YouTube spam comments degrade user experience as well as increasing security and monetization risks, highlights the need for resilient automated detection system. The YouTube spam detection system has progressed from relying on single classifiers to incorporating ensemble-based system. However, current YouTube spam ensemble system typically train all base classifiers on homogeneous feature representations and rely on equal or fixed weighting schemes, which limits error diversity and prevents the ensemble from adapting to the varying strengths of individual models. This study proposed a Particle Swarm Optimization weighted ensemble that combined multiple n‑gram and BoW classifiers to build spam detection models.
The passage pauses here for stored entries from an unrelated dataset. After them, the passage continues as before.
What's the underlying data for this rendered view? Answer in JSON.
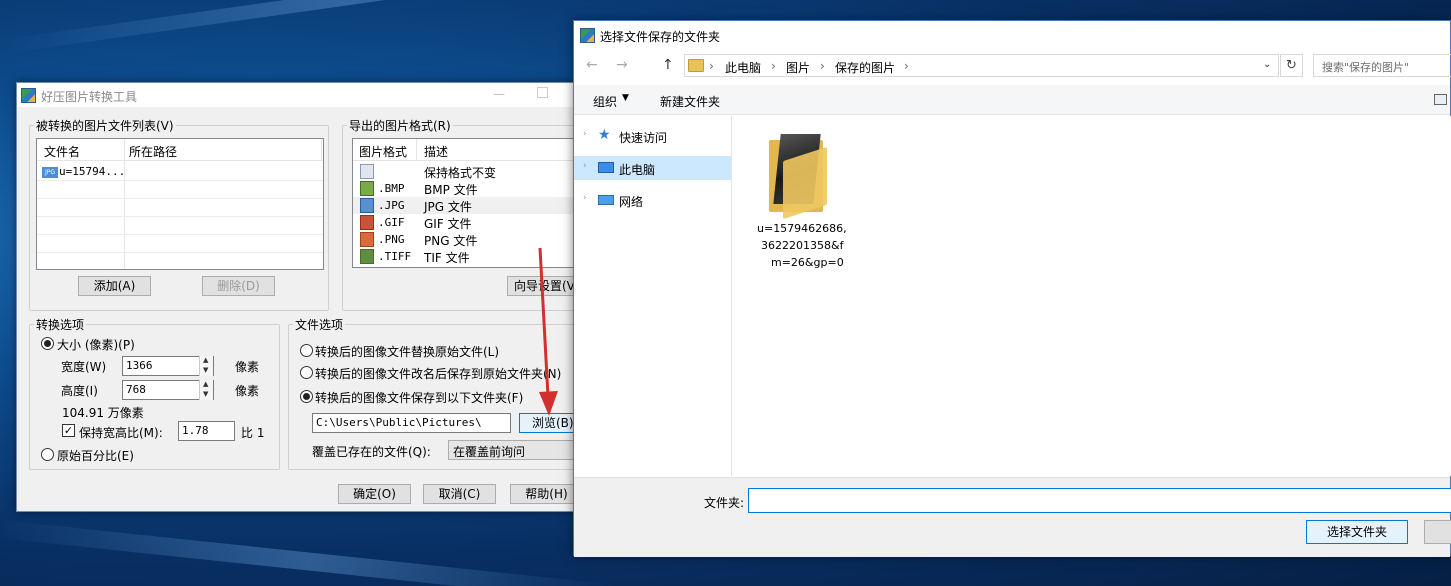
{
  "colors": {
    "accent": "#0078d7",
    "arrow": "#d32f2f"
  },
  "app": {
    "title": "好压图片转换工具",
    "file_list": {
      "legend": "被转换的图片文件列表(V)",
      "columns": [
        "文件名",
        "所在路径"
      ],
      "rows": [
        {
          "name": "u=15794...",
          "path": ""
        }
      ],
      "add_label": "添加(A)",
      "delete_label": "删除(D)"
    },
    "export_format": {
      "legend": "导出的图片格式(R)",
      "columns": [
        "图片格式",
        "描述"
      ],
      "rows": [
        {
          "format": "",
          "desc": "保持格式不变"
        },
        {
          "format": ".BMP",
          "desc": "BMP 文件"
        },
        {
          "format": ".JPG",
          "desc": "JPG 文件"
        },
        {
          "format": ".GIF",
          "desc": "GIF 文件"
        },
        {
          "format": ".PNG",
          "desc": "PNG 文件"
        },
        {
          "format": ".TIFF",
          "desc": "TIF 文件"
        }
      ],
      "wizard_label": "向导设置(V"
    },
    "convert_options": {
      "legend": "转换选项",
      "size_label": "大小 (像素)(P)",
      "width_label": "宽度(W)",
      "width_value": "1366",
      "height_label": "高度(I)",
      "height_value": "768",
      "unit": "像素",
      "megapixels": "104.91 万像素",
      "keep_ratio_label": "保持宽高比(M):",
      "ratio_value": "1.78",
      "ratio_suffix": "比 1",
      "percent_label": "原始百分比(E)"
    },
    "file_options": {
      "legend": "文件选项",
      "opt_replace": "转换后的图像文件替换原始文件(L)",
      "opt_rename": "转换后的图像文件改名后保存到原始文件夹(N)",
      "opt_folder": "转换后的图像文件保存到以下文件夹(F)",
      "folder_path": "C:\\Users\\Public\\Pictures\\",
      "browse_label": "浏览(B)",
      "overwrite_label": "覆盖已存在的文件(Q):",
      "overwrite_value": "在覆盖前询问"
    },
    "ok_label": "确定(O)",
    "cancel_label": "取消(C)",
    "help_label": "帮助(H)"
  },
  "dialog": {
    "title": "选择文件保存的文件夹",
    "breadcrumb": [
      "此电脑",
      "图片",
      "保存的图片"
    ],
    "search_placeholder": "搜索\"保存的图片\"",
    "toolbar": {
      "organize": "组织",
      "new_folder": "新建文件夹"
    },
    "nav": [
      "快速访问",
      "此电脑",
      "网络"
    ],
    "folder_item": {
      "line1": "u=1579462686,",
      "line2": "3622201358&f",
      "line3": "m=26&gp=0"
    },
    "folder_label": "文件夹:",
    "folder_value": "",
    "select_label": "选择文件夹"
  }
}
Six single classifiers using 1‑gram to 5‑gram character features and BoW features were combined into ensemble configurations with equal weighting and PSO‑optimized weighting, then evaluated on five YouTube spam datasets spanning Eminem, Katy Perry, LMFAO, Psy, and Shakira datasets. Results demonstrated that PSO‑weighted ensembles consistently outperformed the best single classifier on every dataset, with improvements ranging from 1.0 to 1.5 percentage points and accuracies from 91.65% to 96.79%. The all n‑grams plus BoW with PSO‑optimized weights ensemble delivered robust performance across all datasets, with PSO gains over equal weighting of 0.2 to 0.7 percentage points. These findings confirmed that combining character n‑gram and BoW features captured complementary spam patterns, and that PSO‑based weighting provided an adaptive mechanism for classifier integration. The proposed approach offered a good, generalizable solution for automated spam detection across diverse YouTube comments and social media platforms without extensive manual tuning.